O fundo é criticado por alguns governadores, que alegam 'perda' de receita para municípios. A crítica é imprópria


PAULO RENATO SOUZA

O Fundef (Fundo de Desenvolvimento e Manutenção do Ensino Fundamental e de Valorização do Magistério) completou um ano, com resultados extremamente positivos. Verificamos isso em levantamento do Inep (Instituto Nacional de Estudos e Pesquisas) e da Fipe/USP (Fundação Instituto de Pesquisas Econômicas). Dos questionários enviados aos prefeitos, 2.240 foram respondidos, atestando o êxito do fundo. Um dos seus ganhos foi o crescimento extraordinário da matrícula no ensino fundamental: hoje, só 4% das crianças de 7 a 14 anos estão fora da escola. Eram 11% há apenas quatro anos.
Graças ao Fundef, os salários dos professores tiveram um aumento médio de 12,9%. No Nordeste, cuja rede é quase toda municipal e onde estão os municípios mais pobres do país, a alta foi de 49,6%. A cidade de Girau do Ponciano (AL) sintetiza esse impacto: os salários lá subiram, em média, 270%.

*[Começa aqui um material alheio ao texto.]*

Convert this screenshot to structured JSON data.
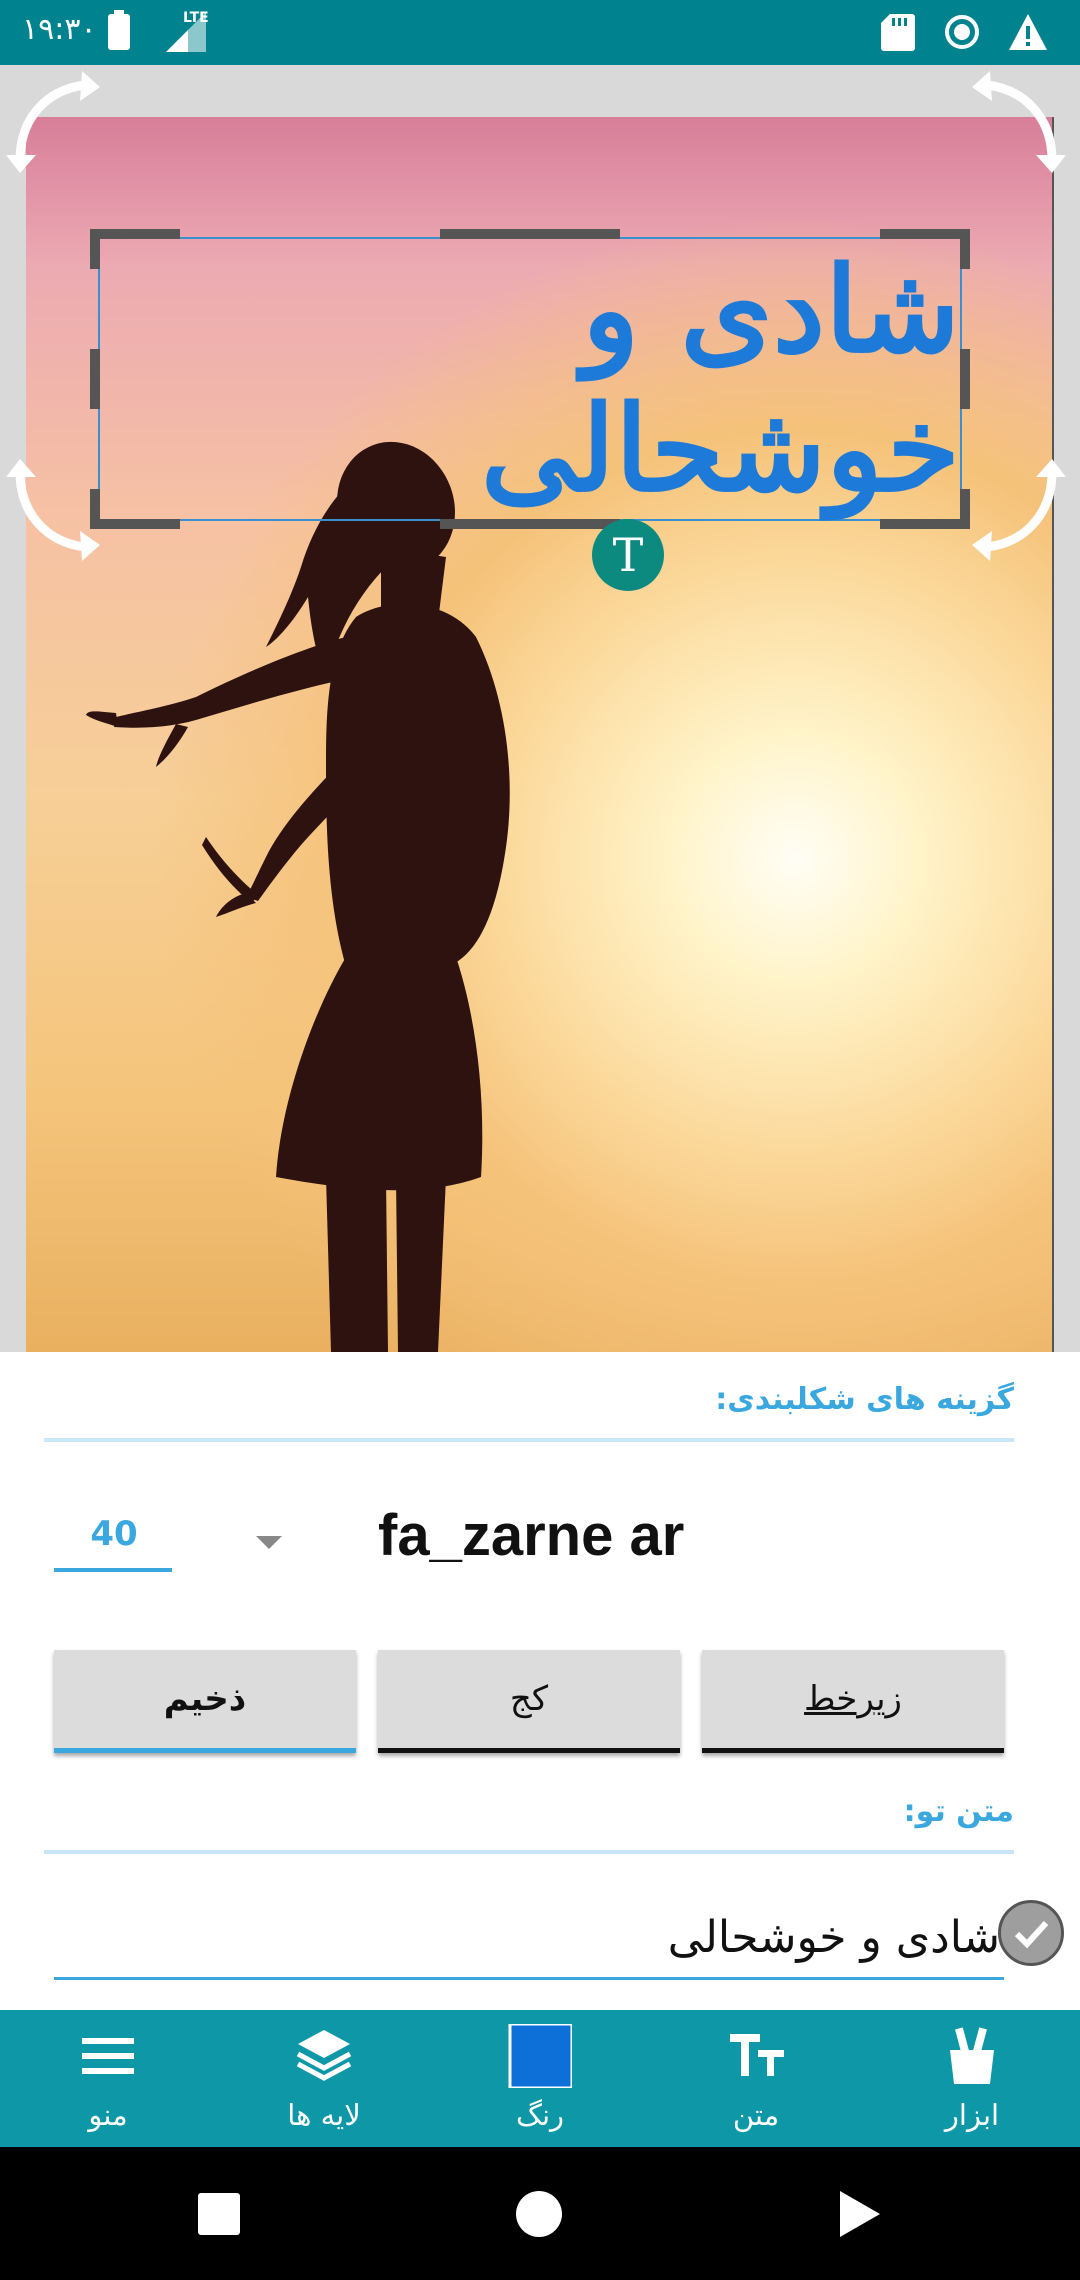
{
  "status_bar": {
    "time": "۱۹:۳۰",
    "network": "LTE",
    "icons": [
      "battery-icon",
      "signal-lte-icon",
      "sd-card-icon",
      "sync-circle-icon",
      "warning-icon"
    ]
  },
  "canvas": {
    "overlay_text": "شادی و خوشحالی",
    "overlay_text_color": "#1e7ad8",
    "handle_glyph": "T",
    "handle_color": "#0d8a80",
    "rotate_icons": [
      "rotate-top-left-icon",
      "rotate-top-right-icon",
      "rotate-bottom-left-icon",
      "rotate-bottom-right-icon"
    ]
  },
  "panel": {
    "format_title": "گزینه های شکلبندی:",
    "font_size": "40",
    "font_name": "fa_zarne ar",
    "buttons": {
      "underline": "زیرخط",
      "italic": "کج",
      "save": "ذخیم"
    },
    "text_title": "متن تو:",
    "text_value": "شادی و خوشحالی"
  },
  "toolbar": {
    "items": [
      {
        "label": "منو",
        "icon": "menu-icon"
      },
      {
        "label": "لایه ها",
        "icon": "layers-icon"
      },
      {
        "label": "رنگ",
        "icon": "color-swatch-icon"
      },
      {
        "label": "متن",
        "icon": "text-size-icon"
      },
      {
        "label": "ابزار",
        "icon": "tools-icon"
      }
    ],
    "selected_color": "#0d6fd8",
    "background": "#0e97a6"
  },
  "nav": {
    "icons": [
      "recents-square-icon",
      "home-circle-icon",
      "back-triangle-icon"
    ]
  },
  "colors": {
    "accent": "#3aa8df",
    "status_bar": "#00838f"
  }
}
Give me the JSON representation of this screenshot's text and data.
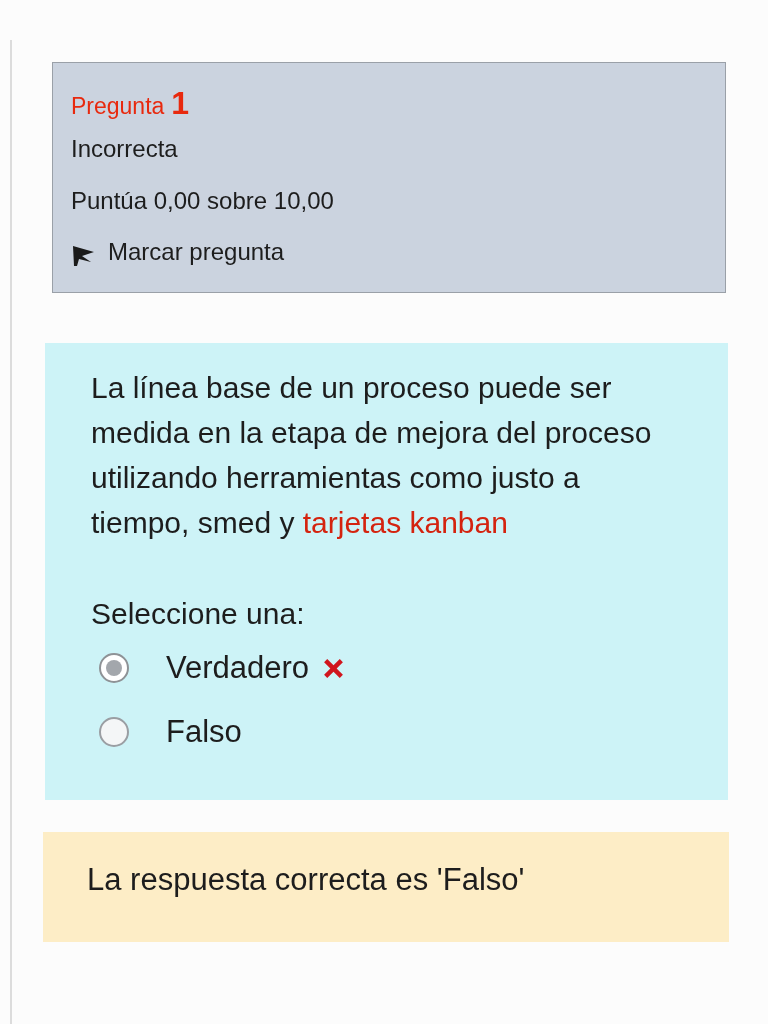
{
  "info": {
    "label": "Pregunta",
    "number": "1",
    "status": "Incorrecta",
    "grade": "Puntúa 0,00 sobre 10,00",
    "flag_label": "Marcar pregunta"
  },
  "question": {
    "text_parts": [
      {
        "text": "La línea base de un proceso puede ser medida en la etapa de mejora del proceso utilizando herramientas como justo a tiempo, smed y ",
        "highlight": false
      },
      {
        "text": "tarjetas kanban",
        "highlight": true
      }
    ],
    "prompt": "Seleccione una:",
    "options": [
      {
        "label": "Verdadero",
        "selected": true,
        "wrong": true
      },
      {
        "label": "Falso",
        "selected": false,
        "wrong": false
      }
    ]
  },
  "feedback": {
    "text": "La respuesta correcta es 'Falso'"
  }
}
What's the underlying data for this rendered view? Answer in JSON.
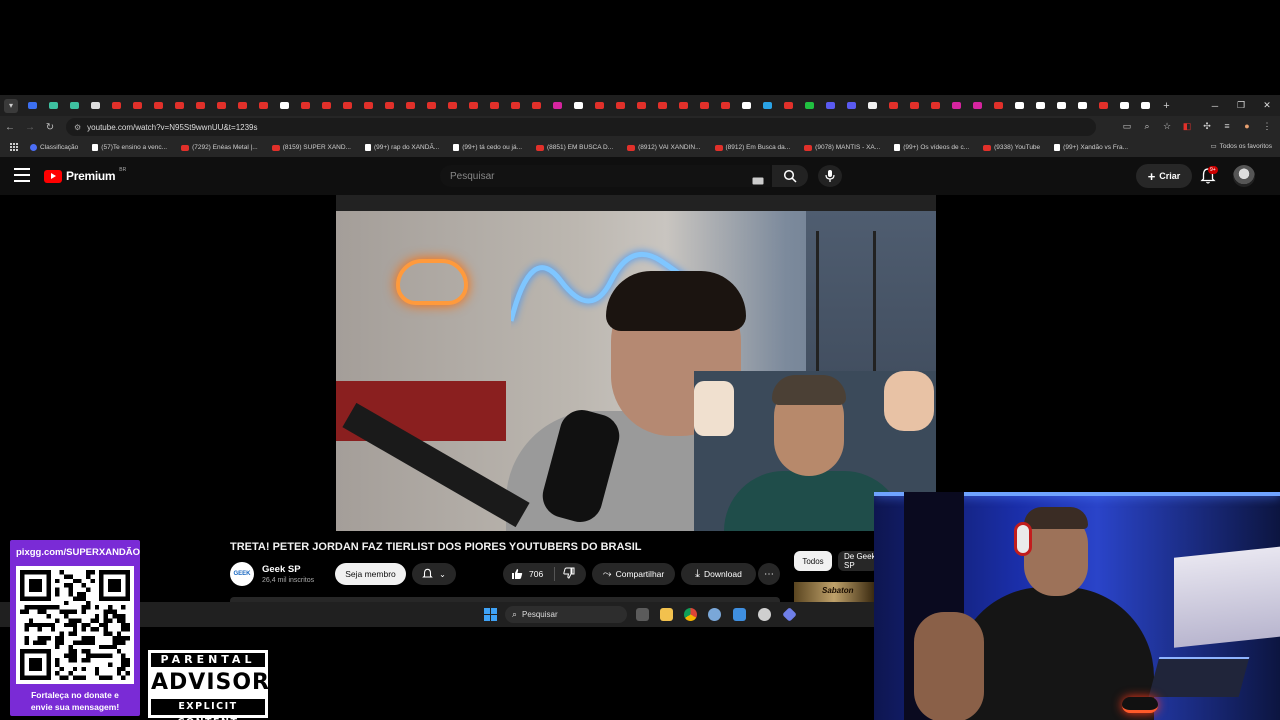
{
  "browser": {
    "url": "youtube.com/watch?v=N95St9wwnUU&t=1239s",
    "bookmarks": [
      {
        "label": "Classificação",
        "icon": "classification-icon"
      },
      {
        "label": "(57)Te ensino a venc...",
        "icon": "tiktok-icon"
      },
      {
        "label": "(7292) Enéas Metal |...",
        "icon": "youtube-icon"
      },
      {
        "label": "(8159) SUPER XAND...",
        "icon": "youtube-icon"
      },
      {
        "label": "(99+) rap do XANDÃ...",
        "icon": "tiktok-icon"
      },
      {
        "label": "(99+) tá cedo ou já...",
        "icon": "tiktok-icon"
      },
      {
        "label": "(8851) EM BUSCA D...",
        "icon": "youtube-icon"
      },
      {
        "label": "(8912) VAI XANDIN...",
        "icon": "youtube-icon"
      },
      {
        "label": "(8912) Em Busca da...",
        "icon": "youtube-icon"
      },
      {
        "label": "(9078) MANTIS - XA...",
        "icon": "youtube-icon"
      },
      {
        "label": "(99+) Os vídeos de c...",
        "icon": "tiktok-icon"
      },
      {
        "label": "(9338) YouTube",
        "icon": "youtube-icon"
      },
      {
        "label": "(99+) Xandão vs Fra...",
        "icon": "tiktok-icon"
      }
    ],
    "all_bookmarks_label": "Todos os favoritos",
    "tab_favicon_colors": [
      "#3c6ff0",
      "#3ec1a0",
      "#3ec1a0",
      "#dddddd",
      "#e1302a",
      "#e1302a",
      "#e1302a",
      "#e1302a",
      "#e1302a",
      "#e1302a",
      "#e1302a",
      "#e1302a",
      "#ffffff",
      "#e1302a",
      "#e1302a",
      "#e1302a",
      "#e1302a",
      "#e1302a",
      "#e1302a",
      "#e1302a",
      "#e1302a",
      "#e1302a",
      "#e1302a",
      "#e1302a",
      "#e1302a",
      "#d6249f",
      "#ffffff",
      "#e1302a",
      "#e1302a",
      "#e1302a",
      "#e1302a",
      "#e1302a",
      "#e1302a",
      "#e1302a",
      "#ffffff",
      "#2aa3e6",
      "#e1302a",
      "#20c040",
      "#5a5af0",
      "#5a5af0",
      "#f0f0f0",
      "#e1302a",
      "#e1302a",
      "#e1302a",
      "#d6249f",
      "#d6249f",
      "#e1302a",
      "#ffffff",
      "#ffffff",
      "#ffffff",
      "#ffffff",
      "#e1302a",
      "#ffffff",
      "#ffffff"
    ]
  },
  "youtube": {
    "logo_text": "Premium",
    "region": "BR",
    "search_placeholder": "Pesquisar",
    "create_label": "Criar",
    "notifications_badge": "9+",
    "video_title": "TRETA! PETER JORDAN FAZ TIERLIST DOS PIORES YOUTUBERS DO BRASIL",
    "channel_name": "Geek SP",
    "channel_subs": "26,4 mil inscritos",
    "channel_avatar_text": "GEEK",
    "member_label": "Seja membro",
    "likes": "706",
    "share_label": "Compartilhar",
    "download_label": "Download",
    "chips": [
      "Todos",
      "De Geek SP"
    ],
    "related_thumb_text": "Sabaton"
  },
  "taskbar": {
    "search_placeholder": "Pesquisar"
  },
  "overlays": {
    "donate_url": "pixgg.com/SUPERXANDÃO",
    "donate_message_line1": "Fortaleça no donate e",
    "donate_message_line2": "envie sua mensagem!",
    "advisory_top": "PARENTAL",
    "advisory_mid": "ADVISORY",
    "advisory_bottom": "EXPLICIT CONTENT"
  },
  "colors": {
    "youtube_red": "#ff0000",
    "donate_purple": "#7a2bd6",
    "chrome_dark": "#1f1f1f"
  }
}
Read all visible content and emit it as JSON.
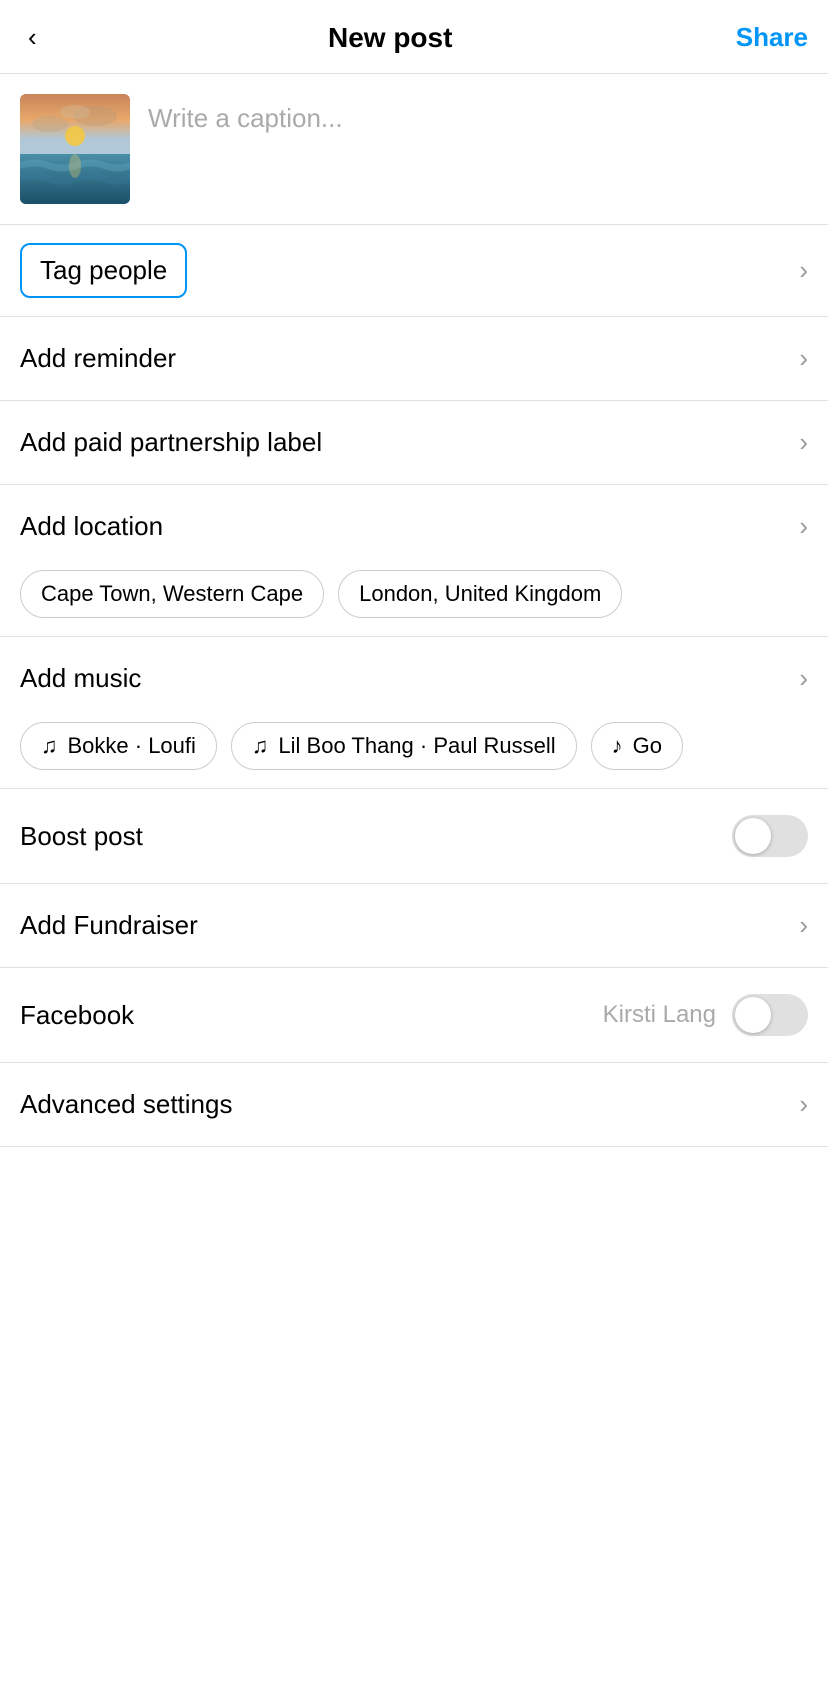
{
  "header": {
    "back_label": "‹",
    "title": "New post",
    "share_label": "Share"
  },
  "caption": {
    "placeholder": "Write a caption..."
  },
  "menu_items": [
    {
      "id": "tag-people",
      "label": "Tag people",
      "has_chevron": true,
      "highlighted": true
    },
    {
      "id": "add-reminder",
      "label": "Add reminder",
      "has_chevron": true
    },
    {
      "id": "add-paid-partnership",
      "label": "Add paid partnership label",
      "has_chevron": true
    },
    {
      "id": "add-location",
      "label": "Add location",
      "has_chevron": true
    }
  ],
  "location_chips": [
    {
      "id": "cape-town",
      "label": "Cape Town, Western Cape"
    },
    {
      "id": "london",
      "label": "London, United Kingdom"
    }
  ],
  "music_section": {
    "label": "Add music",
    "has_chevron": true,
    "chips": [
      {
        "id": "bokke-loufi",
        "note": "♫",
        "label": "Bokke · Loufi"
      },
      {
        "id": "lil-boo-thang",
        "note": "♫",
        "label": "Lil Boo Thang · Paul Russell"
      },
      {
        "id": "other",
        "note": "♩",
        "label": "Go"
      }
    ]
  },
  "boost_post": {
    "label": "Boost post",
    "enabled": false
  },
  "add_fundraiser": {
    "label": "Add Fundraiser",
    "has_chevron": true
  },
  "facebook": {
    "label": "Facebook",
    "user": "Kirsti Lang",
    "enabled": false
  },
  "advanced_settings": {
    "label": "Advanced settings",
    "has_chevron": true
  }
}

O fundo nos permitiu ir mais longe, porém. Com ele, surgiram planos de carreira em 42,5% dos municípios. Hoje, 72,5% deles cumprem essa exigência legal. Investimentos e escolarização aumentaram muito. A municipalização da oferta de vagas disparou -tanto que, em 98, a expansão da matrícula ocorreu somente na rede municipal, que recebeu 2,7 milhões de novos alunos. Mais: 58% dos municípios estão capacitando professores leigos (81% no Nordeste), obedecendo à Lei de Diretrizes e Bases, segundo a qual só professores com formação média ou superior poderão dar aulas a partir de 2006.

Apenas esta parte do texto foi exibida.